Showing posts with label small cities. Show all posts
Showing posts with label small cities. Show all posts

Thursday, March 26, 2009

Daily Blog: Elsewhere, USA Part II

The Forbes, February 16, 2009 issue reports on Dalton Conley’s new book, Elsewhere, USA, as foreseeing a new type of town:

"Expect 'total institution' corporate towns, which will look something like a cross between the employee-coddling Google-plex in Mountain View, California and the 19th-century mining town where the company provided the grocery store, the school and even the church."

The extent to which this prediction is accurate remains to be seen. But one thing is certain and has been true for quite some time: The quality of caring that exists on the part of a city for the companies that locate there is extremely important.

Technology continues to change the degree of freedom of workers to make decisions about how, when and where they will work. As a result the option to live or locate “Elsewhere” is an increasing possibility.

Read further about Elsewhere, USA at http://www.forbes.com/forbes/2009/0216/022.html

Wednesday, March 25, 2009

Daily Blog: Elsewhere USA

For the past several weeks in my hometown of Abilene, Texas the city-wide United Way campaign has touted a two-word message: Live United.

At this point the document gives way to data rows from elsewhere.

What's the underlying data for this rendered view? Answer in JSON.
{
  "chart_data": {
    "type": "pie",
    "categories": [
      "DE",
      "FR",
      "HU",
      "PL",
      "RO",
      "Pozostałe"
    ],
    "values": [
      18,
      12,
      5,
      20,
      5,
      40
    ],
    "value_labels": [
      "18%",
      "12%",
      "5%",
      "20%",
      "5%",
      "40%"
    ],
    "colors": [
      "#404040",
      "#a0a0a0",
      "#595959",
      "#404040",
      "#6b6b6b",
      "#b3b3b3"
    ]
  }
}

It’s nice advice, if one is interested in the notion of building a strong spirit of community. But as a goal, it’s not easily reached. One of the reasons, among many, is the ongoing challenge of using the new developments in technology in ways that are not harmful to the community.

Dalton Conley, a sociologist at New York University, has titled his new book Elsewhere, USA, suggesting some things we should consider about the way we live and work.

Among his observations, Conley says many of today’s working professionals are becoming “intraviduals” – a term he uses to describe “a new breed of modern American who struggles to manage multiple data streams and competing impulses and even selves.”

To the extent that this description captures those who live in our cities, we face an increasing challenge: How do we control the flow of information so that it serves as a contribution, and not an interruption, to community?